Matter of Roman v New York City Dept. of Educ. |
2015 NY Slip Op 04414 |
Decided on May 26, 2015 |
Appellate Division, First Department |
Published by New York State Law Reporting Bureau pursuant to Judiciary Law § 431. |
This opinion is uncorrected and subject to revision before publication in the Official Reports. |
Decided on May 26, 2015
Mazzarelli, J.P., Acosta, Renwick, Manzanet-Daniels, Feinman, JJ.
15214 101122/13
v
The New York City Department of Education, Respondent-Respondent.
Glass Krakower LLP, New York (John Hogrogian of counsel), for appellant.
Zachary W. Carter, Corporation Counsel, New York (Michael S. Legge of counsel), for respondent.
Judgment, Supreme Court, New York County (Peter H. Moulton, J.), entered March 7, 2014, to the extent appealed from as limited by the briefs, confirming an arbitral award, dated July 25, 2013, which terminated petitioner's employment, unanimously affirmed, without costs.

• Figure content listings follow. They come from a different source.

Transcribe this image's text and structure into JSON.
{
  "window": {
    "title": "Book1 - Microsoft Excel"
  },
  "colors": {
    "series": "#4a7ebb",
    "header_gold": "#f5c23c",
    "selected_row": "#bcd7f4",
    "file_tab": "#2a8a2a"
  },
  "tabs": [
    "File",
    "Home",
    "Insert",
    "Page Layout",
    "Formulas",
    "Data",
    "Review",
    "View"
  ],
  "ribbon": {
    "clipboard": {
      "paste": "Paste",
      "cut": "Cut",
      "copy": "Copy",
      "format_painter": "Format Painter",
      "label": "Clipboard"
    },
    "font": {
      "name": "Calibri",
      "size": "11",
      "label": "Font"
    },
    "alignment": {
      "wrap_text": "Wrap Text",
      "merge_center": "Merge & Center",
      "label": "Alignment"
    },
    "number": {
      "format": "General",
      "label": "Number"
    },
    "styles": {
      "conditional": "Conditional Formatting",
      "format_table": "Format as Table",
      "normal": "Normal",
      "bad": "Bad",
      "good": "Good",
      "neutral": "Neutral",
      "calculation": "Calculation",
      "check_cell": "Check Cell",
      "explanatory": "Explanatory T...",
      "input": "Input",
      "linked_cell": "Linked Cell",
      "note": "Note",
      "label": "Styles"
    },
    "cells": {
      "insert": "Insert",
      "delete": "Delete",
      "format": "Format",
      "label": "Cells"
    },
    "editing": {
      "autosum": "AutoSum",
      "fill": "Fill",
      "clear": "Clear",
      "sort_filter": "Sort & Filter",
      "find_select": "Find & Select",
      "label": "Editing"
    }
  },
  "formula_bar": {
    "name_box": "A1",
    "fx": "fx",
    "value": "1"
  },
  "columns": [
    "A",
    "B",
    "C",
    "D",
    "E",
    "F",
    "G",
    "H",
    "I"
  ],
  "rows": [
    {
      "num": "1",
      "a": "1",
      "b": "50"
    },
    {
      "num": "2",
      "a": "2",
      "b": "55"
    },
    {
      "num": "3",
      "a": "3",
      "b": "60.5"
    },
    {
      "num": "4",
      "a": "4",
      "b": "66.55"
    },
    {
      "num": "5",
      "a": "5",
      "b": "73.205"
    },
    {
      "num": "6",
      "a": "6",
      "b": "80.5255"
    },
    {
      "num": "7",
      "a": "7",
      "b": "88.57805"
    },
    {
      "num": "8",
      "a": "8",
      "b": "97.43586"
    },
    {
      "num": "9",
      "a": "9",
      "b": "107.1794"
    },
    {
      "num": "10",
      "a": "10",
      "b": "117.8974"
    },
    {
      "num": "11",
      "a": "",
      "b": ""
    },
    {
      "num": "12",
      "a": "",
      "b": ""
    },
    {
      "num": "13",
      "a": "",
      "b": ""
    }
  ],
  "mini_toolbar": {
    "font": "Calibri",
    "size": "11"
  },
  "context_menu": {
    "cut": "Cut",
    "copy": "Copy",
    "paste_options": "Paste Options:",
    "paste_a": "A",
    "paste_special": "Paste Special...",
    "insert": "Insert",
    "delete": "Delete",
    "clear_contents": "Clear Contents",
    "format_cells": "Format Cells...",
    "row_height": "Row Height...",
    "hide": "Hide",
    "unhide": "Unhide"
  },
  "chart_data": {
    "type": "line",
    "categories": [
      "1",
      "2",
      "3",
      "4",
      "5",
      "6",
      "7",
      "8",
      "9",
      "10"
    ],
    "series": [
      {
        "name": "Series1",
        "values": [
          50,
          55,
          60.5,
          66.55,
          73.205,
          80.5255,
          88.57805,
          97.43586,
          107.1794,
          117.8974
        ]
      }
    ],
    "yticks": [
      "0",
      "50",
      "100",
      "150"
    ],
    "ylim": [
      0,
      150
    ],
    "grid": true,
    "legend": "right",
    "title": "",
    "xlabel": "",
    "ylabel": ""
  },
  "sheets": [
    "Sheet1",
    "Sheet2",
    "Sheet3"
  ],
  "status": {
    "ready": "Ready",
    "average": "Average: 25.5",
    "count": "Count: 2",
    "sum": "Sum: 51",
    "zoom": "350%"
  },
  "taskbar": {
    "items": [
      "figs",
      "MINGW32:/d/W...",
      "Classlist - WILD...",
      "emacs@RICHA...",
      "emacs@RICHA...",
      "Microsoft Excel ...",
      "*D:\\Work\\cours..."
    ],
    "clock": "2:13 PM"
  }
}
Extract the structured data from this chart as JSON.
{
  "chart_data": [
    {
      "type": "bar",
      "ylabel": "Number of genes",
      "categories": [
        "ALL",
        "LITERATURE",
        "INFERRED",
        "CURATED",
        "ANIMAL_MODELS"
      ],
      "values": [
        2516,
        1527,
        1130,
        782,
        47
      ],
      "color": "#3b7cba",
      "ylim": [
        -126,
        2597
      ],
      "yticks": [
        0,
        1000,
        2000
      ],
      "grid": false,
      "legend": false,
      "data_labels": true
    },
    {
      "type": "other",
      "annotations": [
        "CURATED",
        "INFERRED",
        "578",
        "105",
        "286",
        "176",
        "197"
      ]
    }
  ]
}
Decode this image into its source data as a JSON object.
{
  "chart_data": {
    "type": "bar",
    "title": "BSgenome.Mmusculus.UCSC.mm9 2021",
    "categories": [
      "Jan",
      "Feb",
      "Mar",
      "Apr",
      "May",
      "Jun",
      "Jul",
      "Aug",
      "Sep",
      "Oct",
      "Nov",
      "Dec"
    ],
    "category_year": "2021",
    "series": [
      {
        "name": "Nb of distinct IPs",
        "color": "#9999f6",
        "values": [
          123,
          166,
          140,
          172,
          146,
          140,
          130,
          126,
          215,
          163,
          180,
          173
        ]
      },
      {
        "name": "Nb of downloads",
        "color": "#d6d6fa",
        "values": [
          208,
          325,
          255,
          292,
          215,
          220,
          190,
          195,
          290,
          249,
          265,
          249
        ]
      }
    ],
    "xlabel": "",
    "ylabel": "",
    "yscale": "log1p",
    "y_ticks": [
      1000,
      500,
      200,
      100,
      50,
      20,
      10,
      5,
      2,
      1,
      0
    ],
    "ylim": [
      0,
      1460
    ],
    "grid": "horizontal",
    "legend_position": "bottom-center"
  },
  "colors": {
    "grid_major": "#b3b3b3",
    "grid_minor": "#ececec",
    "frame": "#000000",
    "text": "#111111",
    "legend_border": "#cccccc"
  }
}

The termination of petitioner's employment does not shock our sense of fairness (see Lackow v Department of Educ. [or "Board"] of City of N.Y., 51 AD3d 563, 569 [1st Dept 2008]). Petitioner's conduct may be described as verbal and physical abuse of students, and verbal abuse of one student's parent; it continued for a period of three academic years, even after several letters were placed in petitioner's file memorializing the complaints, one of which warned that further incidents could lead to termination (compare Matter of Camacho v City of New York, 106 AD3d 574 [1st Dept 2013] [after settling prior disciplinary charges, petitioner entered into stipulation agreeing that if she were to be found guilty after a hearing of verbally abusing students she would be terminated]). Petitioner has taken no responsibility for his actions, repeatedly denying most of the incidents despite corroborating evidence, and has shown no remorse. After considering petitioner's long, otherwise satisfactory tenure and the principle of progressive discipline, the hearing officer properly found that petitioner's repeated misconduct and the several occasions on which he was warned about it to no avail rendered termination appropriate (compare Matter of Weinstein v Department of Educ. of City of N.Y., 19 AD3d 165 [1st Dept 2005] [penalty for single incident of improper use of physical force shocking to conscience where petitioner was carrying out assigned duty of denying access to locker room to all but gym class students], lv denied 6 NY3d 706 [2006]).
THIS CONSTITUTES THE DECISION AND ORDER
OF THE SUPREME COURT, APPELLATE DIVISION, FIRST DEPARTMENT.